Yesterday the High Court threw some serious grenades into the patent term extension regime.
The decision in H. Lundbeck A/S v Sandoz Pty Ltd (and CNS Pharma Pty Ltd v Sandoz Pty Ltd) [2022] HCA 4 has a long and complex background and involves a 1989 patent in respect of escitalopram and which, in 2014, had its term extended to 9 December 2012. Yes, the patent had been expired for over nine years when yesterday’s decision was handed down! Also, the provisions of the Patents Act relevant to the decision were repealed on 1 July 1995 and new provisions are now in place.
Nevertheless the decision has two very important lessons for patent licensing (especially in the pharmaceutical sector), and it is very much possible that those lessons will apply under the current provisions of the Patents Act.
First, the Court held that, where an extension of term was granted under the then applicable provisions, the rights during the extended term can be enforced only by the patentee. An exclusive licensee has no standing to bring infringement proceedings.
Secondly, whilst the Court held that the effect of an extension of term is to “extend the term” of the relevantpatent (quell surprise!), rather than effect a fresh grant of a new patent for the extended term, they also held that the irrevocable licences granted under following provisions in an earlier settlement agreement between the parties ran for a very short period, only two-weeks in the case of (1) (emphasis added):
(1) Lundbeck Denmark and Lundbeck Australia jointly and severally grant Sandoz an irrevocable non-exclusive licence to the Patent effective from:
(a) 31 May 2009 if the Patent expires on 13 June 2009;
(b) 26 November 2012 if the Patent expires on 9 December 2012;
(c) 31 May 2014 if the Patent expires on 13 June 2014; or
(d) 2 weeks prior to the expiry of the Patent if the Patent expires on a date other than a date described in clause 3(a) to (c).

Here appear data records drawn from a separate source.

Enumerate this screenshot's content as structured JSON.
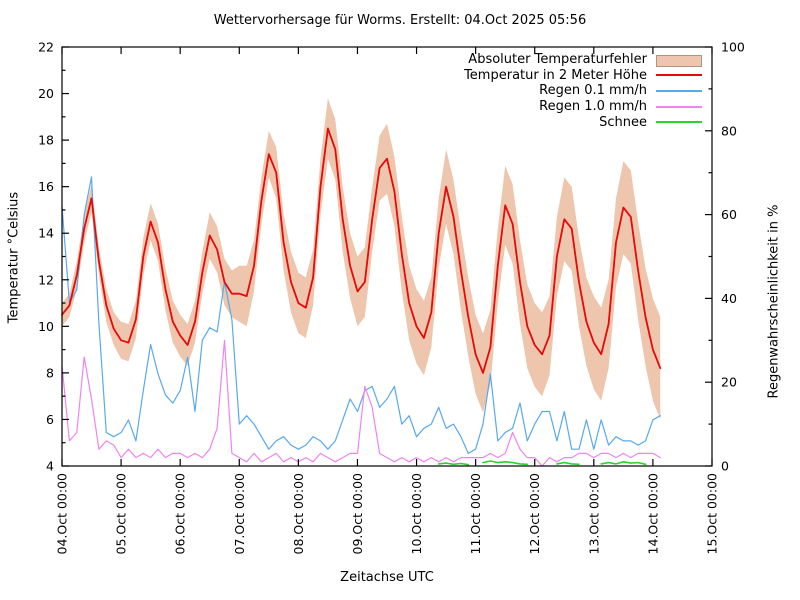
{
  "title": "Wettervorhersage für Worms. Erstellt: 04.Oct 2025 05:56",
  "axes": {
    "x_label": "Zeitachse UTC",
    "y_left_label": "Temperatur °Celsius",
    "y_right_label": "Regenwahrscheinlichkeit in %",
    "y_left_ticks": [
      4,
      6,
      8,
      10,
      12,
      14,
      16,
      18,
      20,
      22
    ],
    "y_right_ticks": [
      0,
      20,
      40,
      60,
      80,
      100
    ],
    "x_tick_labels": [
      "04.Oct 00:00",
      "05.Oct 00:00",
      "06.Oct 00:00",
      "07.Oct 00:00",
      "08.Oct 00:00",
      "09.Oct 00:00",
      "10.Oct 00:00",
      "11.Oct 00:00",
      "12.Oct 00:00",
      "13.Oct 00:00",
      "14.Oct 00:00",
      "15.Oct 00:00"
    ]
  },
  "colors": {
    "band": "#edc6ad",
    "temperature": "#e60909",
    "rain01": "#58a9ec",
    "rain10": "#ee85ee",
    "snow": "#2bd42b",
    "axis": "#000000"
  },
  "legend": [
    {
      "label": "Absoluter Temperaturfehler",
      "color": "#edc6ad",
      "type": "band",
      "name": "legend-temp-error"
    },
    {
      "label": "Temperatur in 2 Meter Höhe",
      "color": "#e60909",
      "type": "line",
      "name": "legend-temperature"
    },
    {
      "label": "Regen 0.1 mm/h",
      "color": "#58a9ec",
      "type": "line",
      "name": "legend-rain-01"
    },
    {
      "label": "Regen 1.0 mm/h",
      "color": "#ee85ee",
      "type": "line",
      "name": "legend-rain-10"
    },
    {
      "label": "Schnee",
      "color": "#2bd42b",
      "type": "line",
      "name": "legend-snow"
    }
  ],
  "chart_data": {
    "type": "line",
    "title": "Wettervorhersage für Worms. Erstellt: 04.Oct 2025 05:56",
    "xlabel": "Zeitachse UTC",
    "ylabel_left": "Temperatur °Celsius",
    "ylabel_right": "Regenwahrscheinlichkeit in %",
    "x_axis": {
      "unit": "hours_since_04_Oct_00:00_UTC",
      "range": [
        0,
        264
      ],
      "day_tick_every_hours": 24
    },
    "y_left_range": [
      4,
      22
    ],
    "y_right_range": [
      0,
      100
    ],
    "grid": false,
    "legend_position": "top-right",
    "x_hours": [
      0,
      3,
      6,
      9,
      12,
      15,
      18,
      21,
      24,
      27,
      30,
      33,
      36,
      39,
      42,
      45,
      48,
      51,
      54,
      57,
      60,
      63,
      66,
      69,
      72,
      75,
      78,
      81,
      84,
      87,
      90,
      93,
      96,
      99,
      102,
      105,
      108,
      111,
      114,
      117,
      120,
      123,
      126,
      129,
      132,
      135,
      138,
      141,
      144,
      147,
      150,
      153,
      156,
      159,
      162,
      165,
      168,
      171,
      174,
      177,
      180,
      183,
      186,
      189,
      192,
      195,
      198,
      201,
      204,
      207,
      210,
      213,
      216,
      219,
      222,
      225,
      228,
      231,
      234,
      237,
      240,
      243
    ],
    "series": [
      {
        "name": "Temperatur in 2 Meter Höhe",
        "axis": "left",
        "unit": "°C",
        "values": [
          10.5,
          10.9,
          12.2,
          14.2,
          15.5,
          12.8,
          10.9,
          9.9,
          9.4,
          9.3,
          10.3,
          13.0,
          14.5,
          13.6,
          11.6,
          10.2,
          9.6,
          9.2,
          10.2,
          12.3,
          13.9,
          13.3,
          11.9,
          11.4,
          11.4,
          11.3,
          12.6,
          15.4,
          17.4,
          16.6,
          13.6,
          11.9,
          11.0,
          10.8,
          12.1,
          16.0,
          18.5,
          17.6,
          14.6,
          12.6,
          11.5,
          11.9,
          14.6,
          16.8,
          17.2,
          15.8,
          13.1,
          11.0,
          10.0,
          9.5,
          10.6,
          14.0,
          16.0,
          14.7,
          12.4,
          10.4,
          8.8,
          8.0,
          9.1,
          12.6,
          15.2,
          14.4,
          11.9,
          10.0,
          9.2,
          8.8,
          9.6,
          13.0,
          14.6,
          14.2,
          11.9,
          10.2,
          9.3,
          8.8,
          10.1,
          13.6,
          15.1,
          14.7,
          12.4,
          10.4,
          9.0,
          8.2
        ]
      },
      {
        "name": "Absoluter Temperaturfehler (Halbbreite ±)",
        "axis": "left",
        "unit": "°C",
        "values": [
          0.5,
          0.5,
          0.6,
          0.6,
          0.6,
          0.6,
          0.7,
          0.7,
          0.8,
          0.8,
          0.8,
          0.8,
          0.8,
          0.8,
          0.9,
          0.9,
          0.9,
          0.9,
          0.9,
          0.9,
          1.0,
          1.0,
          1.0,
          1.0,
          1.2,
          1.3,
          1.1,
          1.0,
          1.0,
          1.1,
          1.2,
          1.3,
          1.3,
          1.3,
          1.2,
          1.2,
          1.3,
          1.3,
          1.4,
          1.4,
          1.5,
          1.5,
          1.4,
          1.4,
          1.5,
          1.5,
          1.6,
          1.6,
          1.6,
          1.6,
          1.5,
          1.5,
          1.6,
          1.6,
          1.7,
          1.7,
          1.7,
          1.7,
          1.6,
          1.6,
          1.7,
          1.7,
          1.8,
          1.8,
          1.8,
          1.8,
          1.7,
          1.7,
          1.8,
          1.8,
          1.9,
          1.9,
          2.0,
          2.0,
          1.9,
          1.9,
          2.0,
          2.0,
          2.1,
          2.1,
          2.2,
          2.2
        ]
      },
      {
        "name": "Regen 0.1 mm/h",
        "axis": "right",
        "unit": "%",
        "values": [
          62,
          39,
          42,
          60,
          69,
          34,
          8,
          7,
          8,
          11,
          6,
          18,
          29,
          22,
          17,
          15,
          18,
          26,
          13,
          30,
          33,
          32,
          44,
          35,
          10,
          12,
          10,
          7,
          4,
          6,
          7,
          5,
          4,
          5,
          7,
          6,
          4,
          6,
          11,
          16,
          13,
          18,
          19,
          14,
          16,
          19,
          10,
          12,
          7,
          9,
          10,
          14,
          9,
          10,
          7,
          3,
          4,
          10,
          22,
          6,
          8,
          9,
          15,
          6,
          10,
          13,
          13,
          6,
          13,
          4,
          4,
          11,
          4,
          11,
          5,
          7,
          6,
          6,
          5,
          6,
          11,
          12
        ]
      },
      {
        "name": "Regen 1.0 mm/h",
        "axis": "right",
        "unit": "%",
        "values": [
          24,
          6,
          8,
          26,
          16,
          4,
          6,
          5,
          2,
          4,
          2,
          3,
          2,
          4,
          2,
          3,
          3,
          2,
          3,
          2,
          4,
          9,
          30,
          3,
          2,
          1,
          3,
          1,
          2,
          3,
          1,
          2,
          1,
          2,
          1,
          3,
          2,
          1,
          2,
          3,
          3,
          19,
          14,
          3,
          2,
          1,
          2,
          1,
          2,
          1,
          2,
          1,
          2,
          1,
          2,
          2,
          2,
          2,
          3,
          2,
          3,
          8,
          4,
          2,
          2,
          0,
          2,
          1,
          2,
          2,
          3,
          3,
          2,
          3,
          3,
          2,
          3,
          2,
          3,
          3,
          3,
          2
        ]
      },
      {
        "name": "Schnee",
        "axis": "right",
        "unit": "%",
        "values": [
          null,
          null,
          null,
          null,
          null,
          null,
          null,
          null,
          null,
          null,
          null,
          null,
          null,
          null,
          null,
          null,
          null,
          null,
          null,
          null,
          null,
          null,
          null,
          null,
          null,
          null,
          null,
          null,
          null,
          null,
          null,
          null,
          null,
          null,
          null,
          null,
          null,
          null,
          null,
          null,
          null,
          null,
          null,
          null,
          null,
          null,
          null,
          null,
          null,
          null,
          null,
          0.5,
          0.7,
          0.4,
          0.6,
          0.3,
          null,
          0.8,
          1.2,
          0.8,
          1.0,
          0.8,
          0.5,
          0.4,
          null,
          null,
          null,
          0.5,
          0.8,
          0.5,
          0.4,
          null,
          null,
          0.5,
          0.8,
          0.5,
          1.0,
          0.7,
          0.8,
          0.4,
          null,
          null
        ]
      }
    ]
  }
}
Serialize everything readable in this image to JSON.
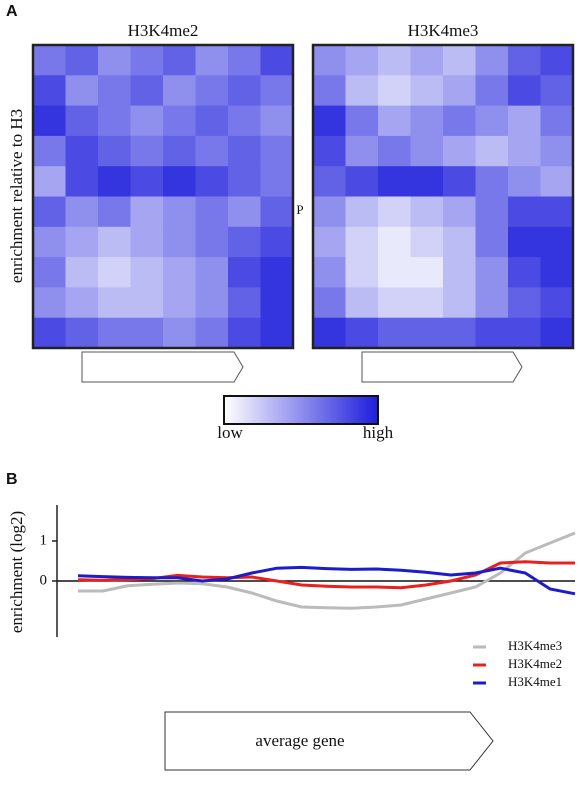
{
  "figure": {
    "panel_a": "A",
    "panel_b": "B",
    "heatmap_ylabel": "enrichment relative to H3",
    "annotation": "P"
  },
  "colorbar": {
    "low": "low",
    "high": "high",
    "colors": [
      "#ffffff",
      "#1e1edc"
    ]
  },
  "chart_data": [
    {
      "type": "heatmap",
      "title": "H3K4me2",
      "z": [
        [
          0.6,
          0.7,
          0.5,
          0.6,
          0.7,
          0.5,
          0.6,
          0.8
        ],
        [
          0.8,
          0.5,
          0.6,
          0.7,
          0.5,
          0.6,
          0.7,
          0.6
        ],
        [
          0.9,
          0.7,
          0.6,
          0.5,
          0.6,
          0.7,
          0.6,
          0.5
        ],
        [
          0.6,
          0.8,
          0.7,
          0.6,
          0.7,
          0.6,
          0.7,
          0.6
        ],
        [
          0.4,
          0.8,
          0.9,
          0.8,
          0.9,
          0.8,
          0.7,
          0.6
        ],
        [
          0.7,
          0.5,
          0.6,
          0.4,
          0.5,
          0.6,
          0.5,
          0.7
        ],
        [
          0.5,
          0.4,
          0.3,
          0.4,
          0.5,
          0.6,
          0.7,
          0.8
        ],
        [
          0.6,
          0.3,
          0.2,
          0.3,
          0.4,
          0.5,
          0.8,
          0.9
        ],
        [
          0.5,
          0.4,
          0.3,
          0.3,
          0.4,
          0.5,
          0.7,
          0.9
        ],
        [
          0.8,
          0.7,
          0.6,
          0.6,
          0.5,
          0.6,
          0.8,
          0.9
        ]
      ]
    },
    {
      "type": "heatmap",
      "title": "H3K4me3",
      "z": [
        [
          0.5,
          0.4,
          0.3,
          0.4,
          0.3,
          0.5,
          0.7,
          0.8
        ],
        [
          0.6,
          0.3,
          0.2,
          0.3,
          0.4,
          0.6,
          0.8,
          0.7
        ],
        [
          0.9,
          0.6,
          0.4,
          0.5,
          0.6,
          0.5,
          0.4,
          0.6
        ],
        [
          0.8,
          0.5,
          0.6,
          0.5,
          0.4,
          0.3,
          0.4,
          0.5
        ],
        [
          0.7,
          0.8,
          0.9,
          0.9,
          0.8,
          0.6,
          0.5,
          0.4
        ],
        [
          0.5,
          0.3,
          0.2,
          0.3,
          0.4,
          0.6,
          0.8,
          0.8
        ],
        [
          0.4,
          0.2,
          0.1,
          0.2,
          0.3,
          0.6,
          0.9,
          0.9
        ],
        [
          0.5,
          0.2,
          0.1,
          0.1,
          0.3,
          0.5,
          0.8,
          0.9
        ],
        [
          0.6,
          0.3,
          0.2,
          0.2,
          0.3,
          0.5,
          0.7,
          0.8
        ],
        [
          0.9,
          0.8,
          0.7,
          0.7,
          0.7,
          0.8,
          0.8,
          0.9
        ]
      ]
    },
    {
      "type": "line",
      "ylabel": "enrichment (log2)",
      "xlabel": "average gene",
      "x": [
        0,
        5,
        10,
        15,
        20,
        25,
        30,
        35,
        40,
        45,
        50,
        55,
        60,
        65,
        70,
        75,
        80,
        85,
        90,
        95,
        100
      ],
      "xlim": [
        0,
        100
      ],
      "ylim": [
        -1.4,
        1.9
      ],
      "yticks": [
        0,
        1
      ],
      "series": [
        {
          "name": "H3K4me3",
          "color": "#bbbbbb",
          "values": [
            -0.25,
            -0.25,
            -0.12,
            -0.08,
            -0.05,
            -0.07,
            -0.15,
            -0.3,
            -0.5,
            -0.65,
            -0.67,
            -0.68,
            -0.65,
            -0.6,
            -0.45,
            -0.3,
            -0.15,
            0.2,
            0.7,
            0.95,
            1.2
          ]
        },
        {
          "name": "H3K4me2",
          "color": "#e8201e",
          "values": [
            0.03,
            0.02,
            0.03,
            0.06,
            0.14,
            0.1,
            0.08,
            0.1,
            0.0,
            -0.1,
            -0.13,
            -0.15,
            -0.15,
            -0.17,
            -0.1,
            0.0,
            0.15,
            0.45,
            0.48,
            0.45,
            0.45
          ]
        },
        {
          "name": "H3K4me1",
          "color": "#1c1cc8",
          "values": [
            0.13,
            0.11,
            0.09,
            0.08,
            0.08,
            0.0,
            0.05,
            0.2,
            0.32,
            0.34,
            0.31,
            0.29,
            0.3,
            0.27,
            0.22,
            0.15,
            0.2,
            0.32,
            0.2,
            -0.2,
            -0.32
          ]
        }
      ]
    }
  ]
}
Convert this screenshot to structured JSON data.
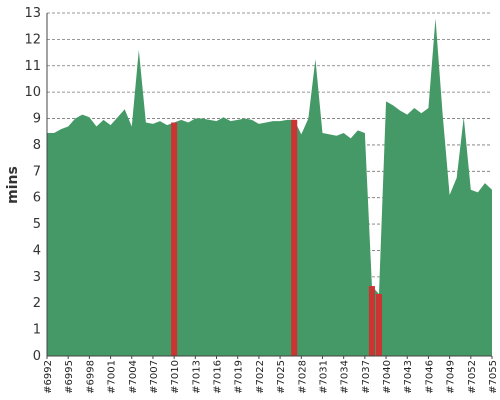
{
  "chart_data": {
    "type": "area",
    "title": "",
    "xlabel": "",
    "ylabel": "mins",
    "ylim": [
      0,
      13
    ],
    "y_ticks": [
      0,
      1,
      2,
      3,
      4,
      5,
      6,
      7,
      8,
      9,
      10,
      11,
      12,
      13
    ],
    "grid": true,
    "x_range": [
      6992,
      7055
    ],
    "x_tick_labels": [
      "#6992",
      "#6995",
      "#6998",
      "#7001",
      "#7004",
      "#7007",
      "#7010",
      "#7013",
      "#7016",
      "#7019",
      "#7022",
      "#7025",
      "#7028",
      "#7031",
      "#7034",
      "#7037",
      "#7040",
      "#7043",
      "#7046",
      "#7049",
      "#7052",
      "#7055"
    ],
    "series": [
      {
        "color": "#449966",
        "x": [
          6992,
          6993,
          6994,
          6995,
          6996,
          6997,
          6998,
          6999,
          7000,
          7001,
          7002,
          7003,
          7004,
          7005,
          7006,
          7007,
          7008,
          7009,
          7010,
          7011,
          7012,
          7013,
          7014,
          7015,
          7016,
          7017,
          7018,
          7019,
          7020,
          7021,
          7022,
          7023,
          7024,
          7025,
          7026,
          7027,
          7028,
          7029,
          7030,
          7031,
          7032,
          7033,
          7034,
          7035,
          7036,
          7037,
          7038,
          7039,
          7040,
          7041,
          7042,
          7043,
          7044,
          7045,
          7046,
          7047,
          7048,
          7049,
          7050,
          7051,
          7052,
          7053,
          7054,
          7055
        ],
        "values": [
          8.45,
          8.45,
          8.6,
          8.7,
          9.0,
          9.15,
          9.05,
          8.7,
          8.95,
          8.75,
          9.05,
          9.35,
          8.7,
          11.6,
          8.85,
          8.8,
          8.9,
          8.75,
          8.85,
          8.95,
          8.85,
          9.0,
          9.0,
          8.95,
          8.9,
          9.05,
          8.9,
          8.95,
          9.0,
          8.95,
          8.8,
          8.85,
          8.9,
          8.9,
          8.95,
          8.95,
          8.4,
          9.0,
          11.25,
          8.45,
          8.4,
          8.35,
          8.45,
          8.25,
          8.55,
          8.45,
          2.65,
          2.35,
          9.65,
          9.5,
          9.3,
          9.15,
          9.4,
          9.2,
          9.4,
          12.8,
          9.2,
          6.1,
          6.75,
          9.05,
          6.3,
          6.2,
          6.55,
          6.3
        ]
      }
    ],
    "failed_builds": [
      {
        "x": 7010,
        "color": "#cc3333"
      },
      {
        "x": 7027,
        "color": "#cc3333"
      },
      {
        "x": 7038,
        "color": "#cc3333"
      },
      {
        "x": 7039,
        "color": "#cc3333"
      }
    ]
  }
}
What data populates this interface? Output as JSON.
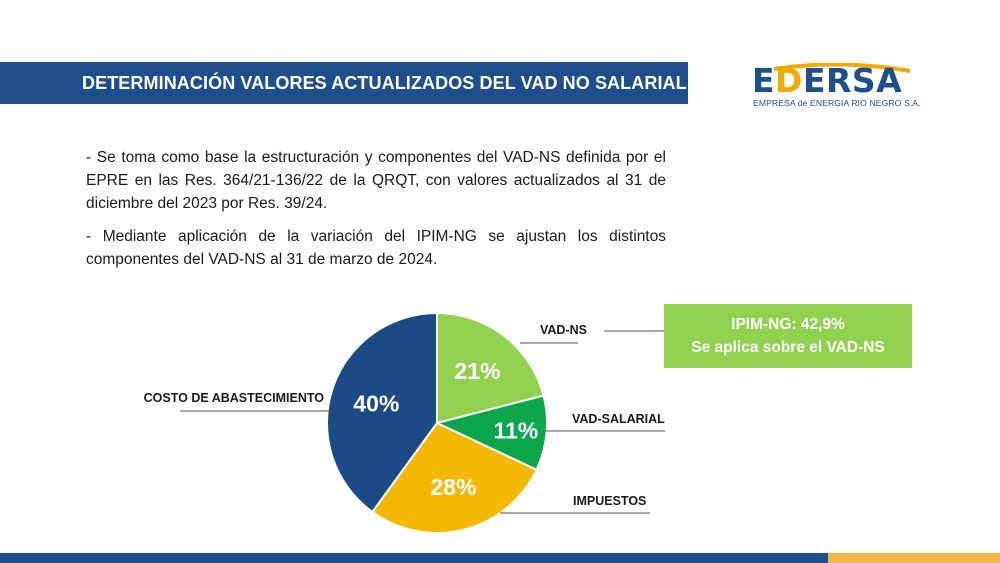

(2) In addition to the licence granted under clause 3(1), Lundbeck Denmark and Lundbeck Australia jointly and severally grant Sandoz an irrevocable non-exclusive licence to the Patent, effective from the beginning of the calendar month in which the licence granted under clause 3(1) becomes effective, for the sole purpose of manufacturing, importing, marketing and offering to sell (but not selling or supplying) pharmaceutical products containing escitalopram.
(3) For the avoidance of doubt, nothing in this Agreement is to be taken as granting a licence of, or authorisation to exploit, any patent other than the Patent.”
The Court held that the rationale of the arrangement was to allow Sandoz to have a springboard vis-a-vis its competitors of two weeks of in-market sales (and four weeks of preparatory manufacturing and importation) before the end of the standard term of the patent. The Court further held that, when striking the settlement terms, the parties had not considered the possibility of an extension of term. Accordingly, when the Court construed, in context, the terms of a provision which seem very clear on their face, those words did not in fact operate in that clear way.
Interestingly, this conclusion of the Court would be more supportable had it also held that the effect of the extension of term mechanism is to effect a fresh grant of a new patent for the extended term (which, the Court noted, was a discretion the Court had under a previous extension of term regime). This would have more credibly supported the Court’s view that the licence expired at the end of the term of the then extant patent, and did not also grant a licence in respect of the freshly granted patent for the extended term. However for the Court to find that the “Patent” as referred to in the settlement agreement, is the same instrument during the extended term, the decision on the licence duration seems to reach a conclusion at odds with the clear words of the provision.